Wouldn’t it be nice if there were an easy rule of thumb to determine when a child is, or is not, ready to start kindergarten — like a height or weight standard of some kind? Unfortunately, making that decision is not so clear-cut, simply because children are unique and their needs are unique, too. Deciding when to “go” or when to “hold” in the serious game of kindergarten requires a careful, case-by-case look at each child.

Factors to Consider
One area to consider when determining school readiness is a child’s emotional maturity. Maturity plays a big role in a child’s ability to function in a classroom setting. How well can your prospective student work with a group of other children? Does she behave appropriately? Can she follow directions, sit and listen during story time? The ability to perform these tasks will help them be more successful in a kindergarten class.

Another factor is how well a child’s motor skills are developed. There is a significant difference in the motor skills of a 4-year-old compared to a child who is 5. Simple things — like holding a pen or using a zipper — can be much harder for a younger child. Children whose motor skills are not as developed may find it harder to succeed in kindergarten.
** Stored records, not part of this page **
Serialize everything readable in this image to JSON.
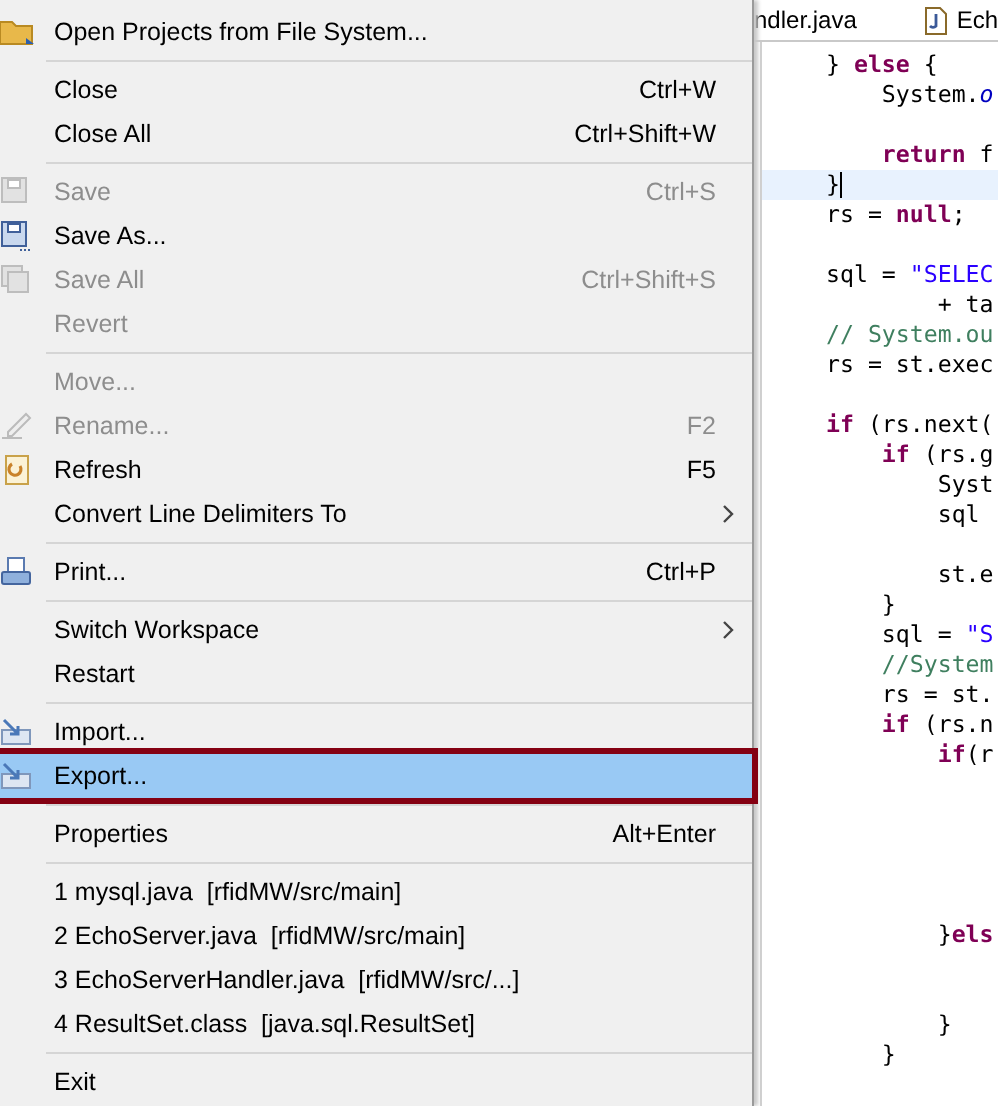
{
  "menu": {
    "sections": [
      [
        {
          "label": "Open Projects from File System...",
          "disabled": false,
          "selected": false,
          "submenu": false
        }
      ],
      [
        {
          "label": "Close",
          "shortcut": "Ctrl+W",
          "disabled": false,
          "selected": false,
          "submenu": false
        },
        {
          "label": "Close All",
          "shortcut": "Ctrl+Shift+W",
          "disabled": false,
          "selected": false,
          "submenu": false
        }
      ],
      [
        {
          "label": "Save",
          "shortcut": "Ctrl+S",
          "disabled": true,
          "selected": false,
          "submenu": false
        },
        {
          "label": "Save As...",
          "disabled": false,
          "selected": false,
          "submenu": false
        },
        {
          "label": "Save All",
          "shortcut": "Ctrl+Shift+S",
          "disabled": true,
          "selected": false,
          "submenu": false
        },
        {
          "label": "Revert",
          "disabled": true,
          "selected": false,
          "submenu": false
        }
      ],
      [
        {
          "label": "Move...",
          "disabled": true,
          "selected": false,
          "submenu": false
        },
        {
          "label": "Rename...",
          "shortcut": "F2",
          "disabled": true,
          "selected": false,
          "submenu": false
        },
        {
          "label": "Refresh",
          "shortcut": "F5",
          "disabled": false,
          "selected": false,
          "submenu": false
        },
        {
          "label": "Convert Line Delimiters To",
          "disabled": false,
          "selected": false,
          "submenu": true
        }
      ],
      [
        {
          "label": "Print...",
          "shortcut": "Ctrl+P",
          "disabled": false,
          "selected": false,
          "submenu": false
        }
      ],
      [
        {
          "label": "Switch Workspace",
          "disabled": false,
          "selected": false,
          "submenu": true
        },
        {
          "label": "Restart",
          "disabled": false,
          "selected": false,
          "submenu": false
        }
      ],
      [
        {
          "label": "Import...",
          "disabled": false,
          "selected": false,
          "submenu": false
        },
        {
          "label": "Export...",
          "disabled": false,
          "selected": true,
          "submenu": false
        }
      ],
      [
        {
          "label": "Properties",
          "shortcut": "Alt+Enter",
          "disabled": false,
          "selected": false,
          "submenu": false
        }
      ],
      [
        {
          "label": "1 mysql.java  [rfidMW/src/main]",
          "disabled": false,
          "selected": false,
          "submenu": false
        },
        {
          "label": "2 EchoServer.java  [rfidMW/src/main]",
          "disabled": false,
          "selected": false,
          "submenu": false
        },
        {
          "label": "3 EchoServerHandler.java  [rfidMW/src/...]",
          "disabled": false,
          "selected": false,
          "submenu": false
        },
        {
          "label": "4 ResultSet.class  [java.sql.ResultSet]",
          "disabled": false,
          "selected": false,
          "submenu": false
        }
      ],
      [
        {
          "label": "Exit",
          "disabled": false,
          "selected": false,
          "submenu": false
        }
      ]
    ]
  },
  "editor": {
    "tabs": [
      {
        "label": "ndler.java",
        "icon": false
      },
      {
        "label": "Ech",
        "icon": true
      }
    ],
    "lines": [
      {
        "current": false,
        "tokens": [
          {
            "kind": "plain",
            "text": "} "
          },
          {
            "kind": "keyword",
            "text": "else"
          },
          {
            "kind": "plain",
            "text": " {"
          }
        ]
      },
      {
        "current": false,
        "tokens": [
          {
            "kind": "plain",
            "text": "    System."
          },
          {
            "kind": "field",
            "text": "o"
          }
        ]
      },
      {
        "current": false
      },
      {
        "current": false,
        "tokens": [
          {
            "kind": "keyword",
            "text": "    return"
          },
          {
            "kind": "plain",
            "text": " f"
          }
        ]
      },
      {
        "current": true,
        "tokens": [
          {
            "kind": "plain",
            "text": "}"
          }
        ]
      },
      {
        "current": false,
        "tokens": [
          {
            "kind": "plain",
            "text": "rs = "
          },
          {
            "kind": "keyword",
            "text": "null"
          },
          {
            "kind": "plain",
            "text": ";"
          }
        ]
      },
      {
        "current": false
      },
      {
        "current": false,
        "tokens": [
          {
            "kind": "plain",
            "text": "sql = "
          },
          {
            "kind": "string",
            "text": "\"SELEC"
          }
        ]
      },
      {
        "current": false,
        "tokens": [
          {
            "kind": "plain",
            "text": "        + ta"
          }
        ]
      },
      {
        "current": false,
        "tokens": [
          {
            "kind": "comment",
            "text": "// System.ou"
          }
        ]
      },
      {
        "current": false,
        "tokens": [
          {
            "kind": "plain",
            "text": "rs = st.exec"
          }
        ]
      },
      {
        "current": false
      },
      {
        "current": false,
        "tokens": [
          {
            "kind": "keyword",
            "text": "if"
          },
          {
            "kind": "plain",
            "text": " (rs.next("
          }
        ]
      },
      {
        "current": false,
        "tokens": [
          {
            "kind": "keyword",
            "text": "    if"
          },
          {
            "kind": "plain",
            "text": " (rs.g"
          }
        ]
      },
      {
        "current": false,
        "tokens": [
          {
            "kind": "plain",
            "text": "        Syst"
          }
        ]
      },
      {
        "current": false,
        "tokens": [
          {
            "kind": "plain",
            "text": "        sql"
          }
        ]
      },
      {
        "current": false
      },
      {
        "current": false,
        "tokens": [
          {
            "kind": "plain",
            "text": "        st.e"
          }
        ]
      },
      {
        "current": false,
        "tokens": [
          {
            "kind": "plain",
            "text": "    }"
          }
        ]
      },
      {
        "current": false,
        "tokens": [
          {
            "kind": "plain",
            "text": "    sql = "
          },
          {
            "kind": "string",
            "text": "\"S"
          }
        ]
      },
      {
        "current": false,
        "tokens": [
          {
            "kind": "comment",
            "text": "    //System"
          }
        ]
      },
      {
        "current": false,
        "tokens": [
          {
            "kind": "plain",
            "text": "    rs = st."
          }
        ]
      },
      {
        "current": false,
        "tokens": [
          {
            "kind": "keyword",
            "text": "    if"
          },
          {
            "kind": "plain",
            "text": " (rs.n"
          }
        ]
      },
      {
        "current": false,
        "tokens": [
          {
            "kind": "keyword",
            "text": "        if"
          },
          {
            "kind": "plain",
            "text": "(r"
          }
        ]
      },
      {
        "current": false
      },
      {
        "current": false
      },
      {
        "current": false
      },
      {
        "current": false
      },
      {
        "current": false
      },
      {
        "current": false,
        "tokens": [
          {
            "kind": "plain",
            "text": "        }"
          },
          {
            "kind": "keyword",
            "text": "els"
          }
        ]
      },
      {
        "current": false
      },
      {
        "current": false
      },
      {
        "current": false,
        "tokens": [
          {
            "kind": "plain",
            "text": "        }"
          }
        ]
      },
      {
        "current": false,
        "tokens": [
          {
            "kind": "plain",
            "text": "    }"
          }
        ]
      }
    ]
  }
}
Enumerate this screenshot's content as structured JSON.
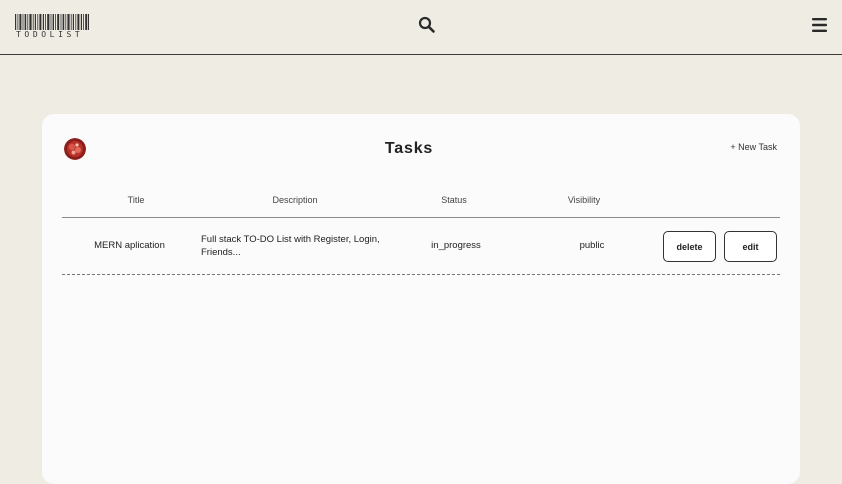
{
  "header": {
    "logo_text": "TODOLIST",
    "search_icon": "search-icon",
    "menu_icon": "hamburger-menu-icon"
  },
  "tasks_card": {
    "title": "Tasks",
    "new_task_label": "+ New Task",
    "columns": [
      "Title",
      "Description",
      "Status",
      "Visibility"
    ],
    "rows": [
      {
        "title": "MERN aplication",
        "description": "Full stack TO-DO List with Register, Login, Friends...",
        "status": "in_progress",
        "visibility": "public",
        "delete_label": "delete",
        "edit_label": "edit"
      }
    ]
  },
  "colors": {
    "page_background": "#efece4",
    "card_background": "#fbfbfb",
    "border": "#333333"
  }
}
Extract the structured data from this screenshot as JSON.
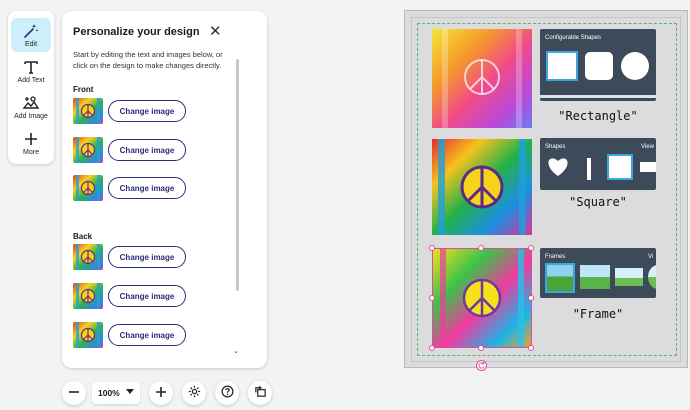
{
  "toolbar": {
    "items": [
      {
        "label": "Edit",
        "icon": "magic-wand-icon",
        "active": true
      },
      {
        "label": "Add Text",
        "icon": "text-t-icon"
      },
      {
        "label": "Add Image",
        "icon": "image-add-icon"
      },
      {
        "label": "More",
        "icon": "plus-icon"
      }
    ]
  },
  "panel": {
    "title": "Personalize your design",
    "close_icon": "close-icon",
    "description": "Start by editing the text and images below, or click on the design to make changes directly.",
    "front_label": "Front",
    "back_label": "Back",
    "change_label": "Change image"
  },
  "bottom_bar": {
    "zoom": "100%",
    "zoom_out_icon": "minus-icon",
    "zoom_in_icon": "plus-icon",
    "settings_icon": "gear-icon",
    "help_icon": "help-icon",
    "rotate_icon": "rotate-view-icon"
  },
  "canvas": {
    "card1": {
      "title": "Configurable Shapes",
      "caption": "\"Rectangle\""
    },
    "card2": {
      "title": "Shapes",
      "more": "View",
      "caption": "\"Square\""
    },
    "card3": {
      "title": "Frames",
      "more": "Vi",
      "caption": "\"Frame\""
    }
  },
  "colors": {
    "accent": "#2c2c7a",
    "active_tool": "#cdeffb",
    "selection": "#e24a9a",
    "safe_zone": "#56b56b",
    "card_bg": "#3c4a59"
  }
}
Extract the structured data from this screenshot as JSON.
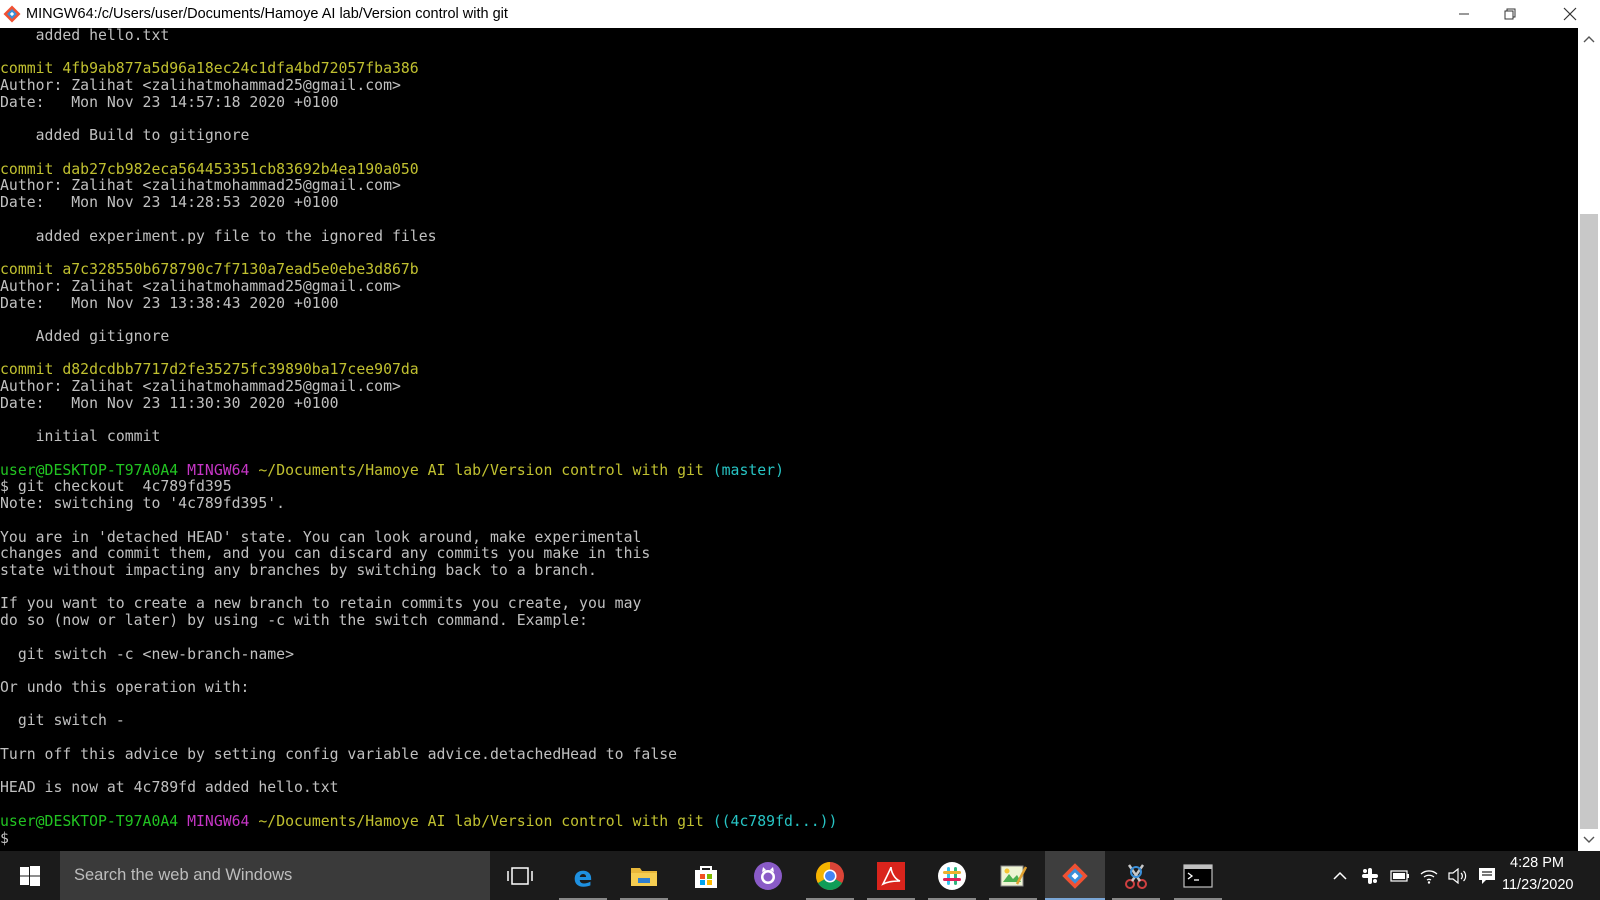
{
  "window": {
    "title": "MINGW64:/c/Users/user/Documents/Hamoye AI lab/Version control with git"
  },
  "terminal": {
    "lines": [
      {
        "indent": "    ",
        "text": "added hello.txt"
      },
      {
        "text": ""
      },
      {
        "text": "commit 4fb9ab877a5d96a18ec24c1dfa4bd72057fba386",
        "color": "yellow"
      },
      {
        "text": "Author: Zalihat <zalihatmohammad25@gmail.com>"
      },
      {
        "text": "Date:   Mon Nov 23 14:57:18 2020 +0100"
      },
      {
        "text": ""
      },
      {
        "indent": "    ",
        "text": "added Build to gitignore"
      },
      {
        "text": ""
      },
      {
        "text": "commit dab27cb982eca564453351cb83692b4ea190a050",
        "color": "yellow"
      },
      {
        "text": "Author: Zalihat <zalihatmohammad25@gmail.com>"
      },
      {
        "text": "Date:   Mon Nov 23 14:28:53 2020 +0100"
      },
      {
        "text": ""
      },
      {
        "indent": "    ",
        "text": "added experiment.py file to the ignored files"
      },
      {
        "text": ""
      },
      {
        "text": "commit a7c328550b678790c7f7130a7ead5e0ebe3d867b",
        "color": "yellow"
      },
      {
        "text": "Author: Zalihat <zalihatmohammad25@gmail.com>"
      },
      {
        "text": "Date:   Mon Nov 23 13:38:43 2020 +0100"
      },
      {
        "text": ""
      },
      {
        "indent": "    ",
        "text": "Added gitignore"
      },
      {
        "text": ""
      },
      {
        "text": "commit d82dcdbb7717d2fe35275fc39890ba17cee907da",
        "color": "yellow"
      },
      {
        "text": "Author: Zalihat <zalihatmohammad25@gmail.com>"
      },
      {
        "text": "Date:   Mon Nov 23 11:30:30 2020 +0100"
      },
      {
        "text": ""
      },
      {
        "indent": "    ",
        "text": "initial commit"
      },
      {
        "text": ""
      },
      {
        "prompt": true,
        "user": "user@DESKTOP-T97A0A4",
        "system": "MINGW64",
        "path": "~/Documents/Hamoye AI lab/Version control with git",
        "branch": "(master)"
      },
      {
        "text": "$ git checkout  4c789fd395"
      },
      {
        "text": "Note: switching to '4c789fd395'."
      },
      {
        "text": ""
      },
      {
        "text": "You are in 'detached HEAD' state. You can look around, make experimental"
      },
      {
        "text": "changes and commit them, and you can discard any commits you make in this"
      },
      {
        "text": "state without impacting any branches by switching back to a branch."
      },
      {
        "text": ""
      },
      {
        "text": "If you want to create a new branch to retain commits you create, you may"
      },
      {
        "text": "do so (now or later) by using -c with the switch command. Example:"
      },
      {
        "text": ""
      },
      {
        "indent": "  ",
        "text": "git switch -c <new-branch-name>"
      },
      {
        "text": ""
      },
      {
        "text": "Or undo this operation with:"
      },
      {
        "text": ""
      },
      {
        "indent": "  ",
        "text": "git switch -"
      },
      {
        "text": ""
      },
      {
        "text": "Turn off this advice by setting config variable advice.detachedHead to false"
      },
      {
        "text": ""
      },
      {
        "text": "HEAD is now at 4c789fd added hello.txt"
      },
      {
        "text": ""
      },
      {
        "prompt": true,
        "user": "user@DESKTOP-T97A0A4",
        "system": "MINGW64",
        "path": "~/Documents/Hamoye AI lab/Version control with git",
        "branch": "((4c789fd...))"
      },
      {
        "text": "$"
      }
    ]
  },
  "taskbar": {
    "search_placeholder": "Search the web and Windows",
    "apps": [
      {
        "name": "task-view-icon"
      },
      {
        "name": "edge-icon",
        "running": true
      },
      {
        "name": "file-explorer-icon",
        "running": true
      },
      {
        "name": "store-icon"
      },
      {
        "name": "github-desktop-icon"
      },
      {
        "name": "chrome-icon",
        "running": true
      },
      {
        "name": "acrobat-icon",
        "running": true
      },
      {
        "name": "slack-icon",
        "running": true
      },
      {
        "name": "paint-icon",
        "running": true
      },
      {
        "name": "git-bash-icon",
        "running": true,
        "active": true
      },
      {
        "name": "snipping-tool-icon",
        "running": true
      },
      {
        "name": "command-prompt-icon",
        "running": true
      }
    ],
    "clock": {
      "time": "4:28 PM",
      "date": "11/23/2020"
    }
  },
  "colors": {
    "commit_hash": "#c0c030",
    "prompt_user": "#22c422",
    "prompt_system": "#c636c6",
    "prompt_branch": "#27c4c4",
    "text": "#c0c0c0",
    "background": "#000000"
  }
}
Schools typically perform an assessment to ensure children are ready for kindergarten. They check to see how many letters, colors and numbers a child knows. Once the school staff completes the basic testing, it can give some guidance as far as how a child will fit in intellectually and how he or she would do with other kids. In some cases, a school may suggest that a child wait a year if that would be most appropriate.

What if your child starts kindergarten, and then you discover he may not be ready? Should you pull him out? While that’s an option, you should first ask what would be best for your child. Would it be better for your child to leave kindergarten and go somewhere he could be more successful — perhaps a more structured daycare program — or stay in school?

Some kids do better by staying in kindergarten and getting the social interaction, then repeating kindergarten the next year. It really depends on your options outside of a kindergarten program. If you can take your child out and provide the service, socialization or specific skill he or she may be lacking, those options may better meet your child’s needs.
One extenuating factor that could play into the kindergarten start-or-wait decision is whether or not you can afford to keep your child in child care if you decide to hold him back for a year. Of course, you always want to do what’s best for the child, so ideally if you decide to wait on kindergarten, a child should be involved in some type of social program where he can gain new skills and learn to interact with other children and adult leaders.

How to Prepare for Kindergarten
What is the most important thing parents can do to help prepare their child for kindergarten? Spend time with your child. Spend time reading a book or putting a puzzle together, coloring together and talking about the colors of crayons (“You’re coloring the hair yellow”), interacting and allowing your child to make decisions.
Spending quality time is more beneficial than anything parents can do. And it’s free and doesn’t require a lot of materials. I know that can be difficult because of other kids and work, but the more time you can spend one-on-one with your child, the better. Spending time together helps a child develop as a person in general.

Kindergarten can be a wonderful first step in a child’s school experience. Parents can ensure children ready by assessing their emotional maturity and motor skills. Kids who are not ready to take the kindergarten plunge may do well in an alternative program or under the watchful eye of their own parents. The priority is making sure your child is in the right environment that will help him or her learn, grow and be ready to move forward.